2. A Assembleia que queremos
A opção por um ou outro sistema depende da concepção que temos da Assembleia. Quem entende que a Assembleia deve ser o espelho da nação como um todo, privilegiando a igualdade entre cidadãos, tende a optar por um sistema proporcional. Quem defende que a Assembleia deve ser uma espécie de “federação”, em que a igualdade entre círculos é o valor supremo, tende a defender um sistema uninominal.
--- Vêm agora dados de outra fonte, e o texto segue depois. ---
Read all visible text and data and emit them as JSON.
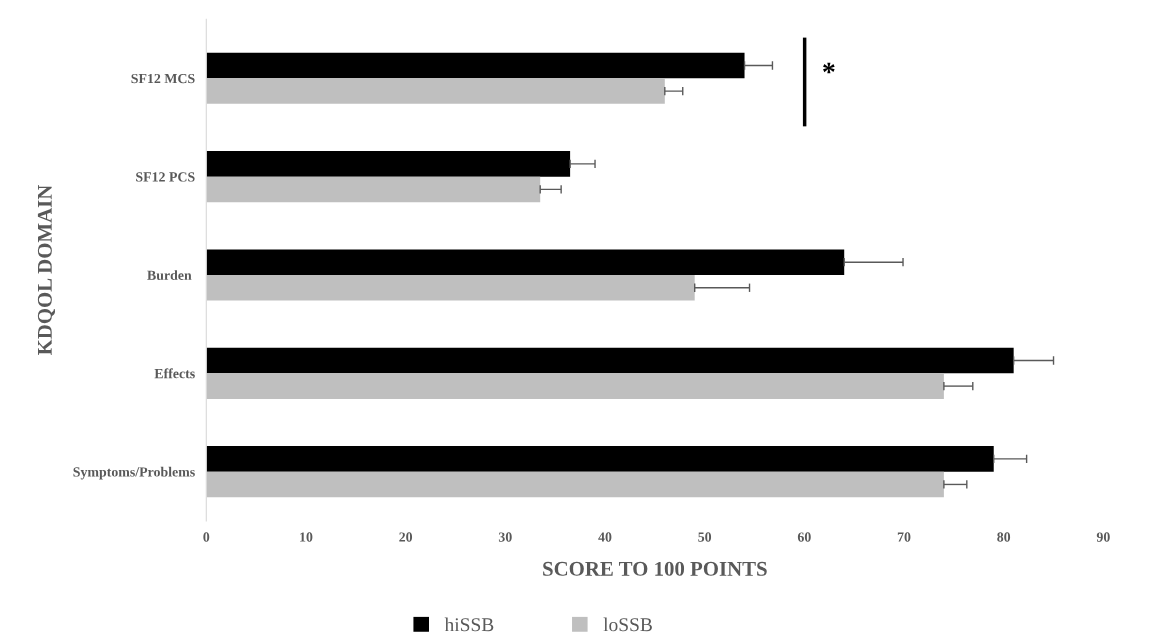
{
  "chart_data": {
    "type": "bar",
    "orientation": "horizontal",
    "xlabel": "SCORE TO 100 POINTS",
    "ylabel": "KDQOL DOMAIN",
    "categories": [
      "SF12 MCS",
      "SF12 PCS",
      "Burden ",
      "Effects",
      "Symptoms/Problems"
    ],
    "series": [
      {
        "name": "hiSSB",
        "color": "#000000",
        "values": [
          54,
          36.5,
          64,
          81,
          79
        ],
        "errors": [
          [
            54,
            56.8
          ],
          [
            36.5,
            39
          ],
          [
            64,
            69.9
          ],
          [
            81,
            85
          ],
          [
            79,
            82.3
          ]
        ]
      },
      {
        "name": "loSSB",
        "color": "#bfbfbf",
        "values": [
          46,
          33.5,
          49,
          74,
          74
        ],
        "errors": [
          [
            46,
            47.8
          ],
          [
            33.5,
            35.6
          ],
          [
            49,
            54.5
          ],
          [
            74,
            76.9
          ],
          [
            74,
            76.3
          ]
        ]
      }
    ],
    "xlim": [
      0,
      90
    ],
    "xticks": [
      0,
      10,
      20,
      30,
      40,
      50,
      60,
      70,
      80,
      90
    ],
    "grid": false,
    "legend": "bottom",
    "annotations": [
      "*"
    ]
  }
}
Estas duas visões não são conciliáveis sem cedências mútuas, daí que por vezes se opte por uma segunda câmara (Senado) para que ambas possam ser atendidas.
 
O sistema proporcional puro dá igual importância aos “partidos” locais/regionais e aos nacionais, enquanto que o sistema uninominal tende a privilegiar os primeiros em detrimento dos segundos.
 
Num sistema proporcional puro é impossível conseguir uma maioria absoluta contra a vontade da maioria absoluta do eleitorado, enquanto que num sistema uninominal acontece amiúde um partido com menos votos ter mais deputados do que outro mais votado.
 
Finalmente, o sistema uninominal tem a grande vantagem de dar mais poder a cada um dos deputados. Há menos tendência para formar grupos parlamentares do tipo “pastor-rebanho”. Esta vantagem pode contudo trazer um grande inconveniente: em certos cenários, cada votação pode obrigar a uma negociação intensa, podendo pôr em causa o funcionamento da Assembleia e até própria estabilidade governativa. Neste sistema, nada impede um deputado eleito por um partido de se passar para o grupo parlamentar de um partido adversário. Apesar de não ter a estabilidade das instituições (parlamento, governo) como um valor absoluto, entendo que esta não deve ser posta em causa por questões menores.
 
Note-se que esta vantagem pode ser apenas teórica. Veja-se o exemplo dos grandes eleitores americanos. Apesar de propostos por uma candidatura presidencial, estes têm toda a liberdade para votar num outro candidato. Resultado: só são escolhidos para grandes eleitores aqueles que têm uma fidelidade canina ao candidato que os propôs.